Conversely, in an Arizona case, plaintiff alleged he developed mesothelioma as a result of his use of various brands of talcum powder products sold by defendants.[9] Several of the defendants moved to exclude plaintiff’s expert testimony that talc causes mesothelioma, arguing there is no scientifically reliable evidence linking talc products to the development of mesothelioma.[10] The court determined that: “The theory that asbestos from talcum powder causes mesothelioma does not have general acceptance in the scientific community. Indeed, there is simply no definitive, scientific, control group, peer-reviewed study that has concluded that there is any causal connection between asbestos in talc and mesothelioma.” [11] The exclusion of plaintiff’s expert testimony was beneficial in defendants obtaining summary judgment.

The amendment to Rule 702 intends to ensure uniformity throughout federal courts as well as protect juries from unsound science by reinforcing the “gatekeeping” function of trial judges.[12] While the impact of the amendment to Rule 702 regarding the admissibility of experts in asbestos/talc litigation remains to be seen, this development is significant as it may cast doubt on the reliability of some of plaintiffs’ most prominent expert witnesses. Assuming courts will be more critical when examining expert testimony, we expect plaintiffs will take even greater care preparing and selecting their witnesses. Additionally, defendants should shift their approaches to Daubert challenges accordingly.

[1] Fed. R. Evid. 702 (Effective December 1, 2023).

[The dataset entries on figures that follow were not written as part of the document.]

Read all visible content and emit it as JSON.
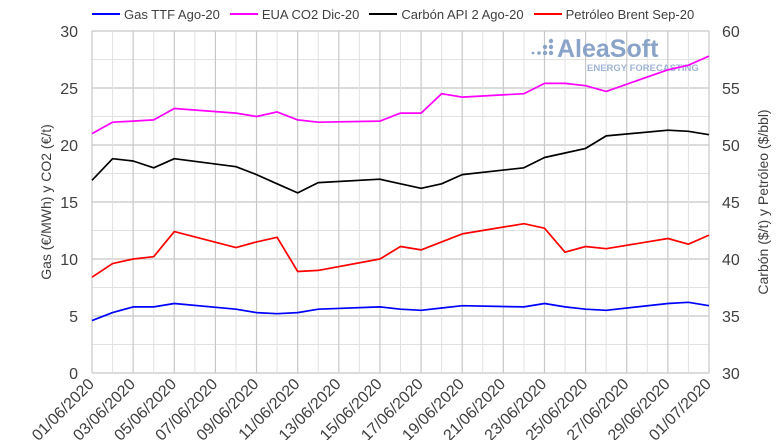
{
  "chart_data": {
    "type": "line",
    "title": "",
    "xlabel": "",
    "ylabel": "Gas (€/MWh) y CO2 (€/t)",
    "y2label": "Carbón ($/t) y Petróleo ($/bbl)",
    "ylim": [
      0,
      30
    ],
    "y2lim": [
      30,
      60
    ],
    "yticks": [
      0,
      5,
      10,
      15,
      20,
      25,
      30
    ],
    "y2ticks": [
      30,
      35,
      40,
      45,
      50,
      55,
      60
    ],
    "grid": true,
    "legend_position": "top",
    "x_tick_labels": [
      "01/06/2020",
      "03/06/2020",
      "05/06/2020",
      "07/06/2020",
      "09/06/2020",
      "11/06/2020",
      "13/06/2020",
      "15/06/2020",
      "17/06/2020",
      "19/06/2020",
      "21/06/2020",
      "23/06/2020",
      "25/06/2020",
      "27/06/2020",
      "29/06/2020",
      "01/07/2020"
    ],
    "x": [
      "01/06/2020",
      "02/06/2020",
      "03/06/2020",
      "04/06/2020",
      "05/06/2020",
      "08/06/2020",
      "09/06/2020",
      "10/06/2020",
      "11/06/2020",
      "12/06/2020",
      "15/06/2020",
      "16/06/2020",
      "17/06/2020",
      "18/06/2020",
      "19/06/2020",
      "22/06/2020",
      "23/06/2020",
      "24/06/2020",
      "25/06/2020",
      "26/06/2020",
      "29/06/2020",
      "30/06/2020",
      "01/07/2020"
    ],
    "x_day_index": [
      0,
      1,
      2,
      3,
      4,
      7,
      8,
      9,
      10,
      11,
      14,
      15,
      16,
      17,
      18,
      21,
      22,
      23,
      24,
      25,
      28,
      29,
      30
    ],
    "series": [
      {
        "name": "Gas TTF Ago-20",
        "axis": "left",
        "color": "#0000ff",
        "values": [
          4.6,
          5.3,
          5.8,
          5.8,
          6.1,
          5.6,
          5.3,
          5.2,
          5.3,
          5.6,
          5.8,
          5.6,
          5.5,
          5.7,
          5.9,
          5.8,
          6.1,
          5.8,
          5.6,
          5.5,
          6.1,
          6.2,
          5.9
        ]
      },
      {
        "name": "EUA CO2 Dic-20",
        "axis": "left",
        "color": "#ff00ff",
        "values": [
          21.0,
          22.0,
          22.1,
          22.2,
          23.2,
          22.8,
          22.5,
          22.9,
          22.2,
          22.0,
          22.1,
          22.8,
          22.8,
          24.5,
          24.2,
          24.5,
          25.4,
          25.4,
          25.2,
          24.7,
          26.6,
          27.0,
          27.8
        ]
      },
      {
        "name": "Carbón API 2 Ago-20",
        "axis": "right",
        "color": "#000000",
        "values": [
          46.9,
          48.8,
          48.6,
          48.0,
          48.8,
          48.1,
          47.4,
          46.6,
          45.8,
          46.7,
          47.0,
          46.6,
          46.2,
          46.6,
          47.4,
          48.0,
          48.9,
          49.3,
          49.7,
          50.8,
          51.3,
          51.2,
          50.9
        ]
      },
      {
        "name": "Petróleo Brent Sep-20",
        "axis": "right",
        "color": "#ff0000",
        "values": [
          38.4,
          39.6,
          40.0,
          40.2,
          42.4,
          41.0,
          41.5,
          41.9,
          38.9,
          39.0,
          40.0,
          41.1,
          40.8,
          41.5,
          42.2,
          43.1,
          42.7,
          40.6,
          41.1,
          40.9,
          41.8,
          41.3,
          42.1
        ]
      }
    ]
  },
  "watermark": {
    "brand": "AleaSoft",
    "tagline": "ENERGY FORECASTING",
    "color": "#8aa3c8"
  },
  "style": {
    "grid_major": "#c8c8c8",
    "grid_minor": "#e2e2e2",
    "axis_text": "#404040"
  }
}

[2] Kimberly Winbush, Products Liability: Talcum Powder Cases, 78 A.L.R. 7th 3.

[3] Id.

[4] Ingham v. Johnson & Johnson, 608 S.W.3d 663, 678 (Mo. Ct. App. 2020).

[5] Id.

[6] Id. at 684.

[7] Id. at 699, 705, 707, 709.

[8] Johnson & Johnson: High Court Won’t Hear Appeal on $2.1BB Verdict, Class Action Reporter (July 7, 2021); Ingham v. Johnson & Johnson, 2020 Mo. LEXIS 410.

[9] Weiss v. Albertsons Cos., 2023 Ariz. Super. LEXIS 204, *3.

[10] Id.

 [11] Id. at *70.

[12] Adam Rabinowitz, United States: Recent Amendments to Rule 702 Could Impact Expert Testimony Admissibility, Mondaq Business Briefing, January 4, 2023.

DISCLAIMER: Because of the generality of this update, the information provided herein may not be applicable in all situations and should not be acted upon without specific legal advice based on particular situations.